Playing the good fiancée, she sparkled up her smile and hooked her arm through the crook of Sawyer’s elbow before raising herself up on the tippy toes of her torture device shoes. “We need to talk. Now.”

She had to give him credit, Sawyer didn’t hesitate in dancing with her, right out of the ballroom. He took a quick left, followed by a right, and then opened up an unmarked door and pulled her inside. In the dim light filtering under the door, she took stock of shelves, filled with toilet paper, towels, tiny hotel soaps, and mini shampoo bottles, lining the walls of the space barely big enough for the two of them. Considering he’d found his way here as easily as a kid in a fairy tale following a breadcrumb trail, it didn’t take a huge leap of logic to realize he’d been in here before.

The fun answer as to why would be this was where Sawyer took his dates for some hot are-we-going-to-get-caught public sex. The real answer was probably more along the lines of him seeking out privacy for another of his never-ending business calls. Mr. Adventure, he was not.

She walked the three-step length of the supply closet before whirling around to face him—arms crossed and unimpressed expression in place—determined not to be the one to crack first. He’d tried that silent negotiating thing with her in his office earlier today. Little did he know that she’d honed her skills in the Turkish bazaars. He was way out of his depth.

“You’re pissed.” He held up his hands, palms forward.

Ding. Ding. Ding. “You think?”

He shrugged his broad shoulders. “It’s just a minor detail.”

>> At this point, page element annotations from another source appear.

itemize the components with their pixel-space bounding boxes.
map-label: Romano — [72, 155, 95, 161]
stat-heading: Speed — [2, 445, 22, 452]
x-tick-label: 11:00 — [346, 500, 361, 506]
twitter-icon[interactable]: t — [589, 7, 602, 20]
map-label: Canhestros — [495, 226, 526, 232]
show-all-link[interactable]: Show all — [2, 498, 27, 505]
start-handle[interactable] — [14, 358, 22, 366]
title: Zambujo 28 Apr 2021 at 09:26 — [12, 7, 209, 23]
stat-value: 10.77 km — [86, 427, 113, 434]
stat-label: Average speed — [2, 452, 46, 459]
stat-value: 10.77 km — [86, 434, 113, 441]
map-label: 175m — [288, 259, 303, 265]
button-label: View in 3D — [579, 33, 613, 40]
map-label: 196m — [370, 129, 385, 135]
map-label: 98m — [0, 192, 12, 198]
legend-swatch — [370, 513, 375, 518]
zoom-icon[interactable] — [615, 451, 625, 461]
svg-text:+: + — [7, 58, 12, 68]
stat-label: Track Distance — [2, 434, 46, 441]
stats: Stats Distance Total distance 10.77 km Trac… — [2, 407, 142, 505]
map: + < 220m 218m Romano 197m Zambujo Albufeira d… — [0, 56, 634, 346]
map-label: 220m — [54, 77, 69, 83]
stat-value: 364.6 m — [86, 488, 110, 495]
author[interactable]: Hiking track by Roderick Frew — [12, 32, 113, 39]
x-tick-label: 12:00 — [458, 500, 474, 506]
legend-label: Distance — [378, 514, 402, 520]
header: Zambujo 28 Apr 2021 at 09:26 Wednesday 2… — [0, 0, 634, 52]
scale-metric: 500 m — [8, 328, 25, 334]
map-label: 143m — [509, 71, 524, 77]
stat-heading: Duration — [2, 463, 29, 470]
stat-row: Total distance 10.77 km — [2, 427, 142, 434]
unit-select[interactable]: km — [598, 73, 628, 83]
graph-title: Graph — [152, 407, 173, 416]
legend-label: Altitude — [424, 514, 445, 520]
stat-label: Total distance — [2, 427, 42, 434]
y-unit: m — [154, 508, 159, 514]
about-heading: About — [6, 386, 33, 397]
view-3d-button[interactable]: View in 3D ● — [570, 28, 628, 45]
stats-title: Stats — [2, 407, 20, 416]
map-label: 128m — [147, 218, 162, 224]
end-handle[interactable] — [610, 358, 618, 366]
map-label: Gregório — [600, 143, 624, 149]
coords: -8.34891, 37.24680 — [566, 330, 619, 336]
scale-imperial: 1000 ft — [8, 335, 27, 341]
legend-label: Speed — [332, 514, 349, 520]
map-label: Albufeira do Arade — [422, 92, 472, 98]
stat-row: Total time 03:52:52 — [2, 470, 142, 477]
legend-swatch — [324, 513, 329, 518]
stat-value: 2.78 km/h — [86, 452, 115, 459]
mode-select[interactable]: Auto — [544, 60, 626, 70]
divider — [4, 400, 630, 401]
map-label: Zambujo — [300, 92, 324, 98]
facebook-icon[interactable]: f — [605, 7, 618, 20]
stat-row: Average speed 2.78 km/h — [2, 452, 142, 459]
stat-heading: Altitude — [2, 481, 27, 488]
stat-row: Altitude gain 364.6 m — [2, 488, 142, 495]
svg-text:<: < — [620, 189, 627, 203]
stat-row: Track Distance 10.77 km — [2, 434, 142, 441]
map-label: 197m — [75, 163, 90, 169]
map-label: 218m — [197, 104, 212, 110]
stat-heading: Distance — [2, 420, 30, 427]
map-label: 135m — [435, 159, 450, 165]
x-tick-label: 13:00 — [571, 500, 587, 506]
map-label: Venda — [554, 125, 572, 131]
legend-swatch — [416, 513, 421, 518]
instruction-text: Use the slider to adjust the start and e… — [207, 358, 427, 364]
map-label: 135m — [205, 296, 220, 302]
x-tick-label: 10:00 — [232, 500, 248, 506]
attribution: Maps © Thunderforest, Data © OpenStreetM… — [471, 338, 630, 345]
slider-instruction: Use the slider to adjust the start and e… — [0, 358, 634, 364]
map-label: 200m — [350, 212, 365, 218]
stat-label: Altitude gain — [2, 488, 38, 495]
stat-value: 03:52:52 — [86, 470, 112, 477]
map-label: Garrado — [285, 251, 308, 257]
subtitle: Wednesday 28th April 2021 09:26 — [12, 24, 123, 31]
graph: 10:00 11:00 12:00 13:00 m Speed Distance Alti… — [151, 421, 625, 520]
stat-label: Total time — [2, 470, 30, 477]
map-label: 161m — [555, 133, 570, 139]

“A minor detail? Are you nuts?” He had to be. How else could he talk to her in such a calm tone about an insane idea? “This is not what I signed up for. I’m not lying to everyone I know for you.”

“Don’t think of it as a lie,” he said, leaning back against the door and blocking off the one exit. “Think of it as a temporary truth.”

“You’re certifiable.” He had to be. A fake engagement to one of the most eligible bachelor’s in Harbor City so he could avoid his mom’s matchmaking attempts? Now that was an adventure to write home about. Not that she could because of…all the reasons in the world. It was hard to come up with a specific one when he was standing so close, smelling so good, and looking so much better than even the sexiest paparazzi photo. “Anyway, it’s not part of my job duties.”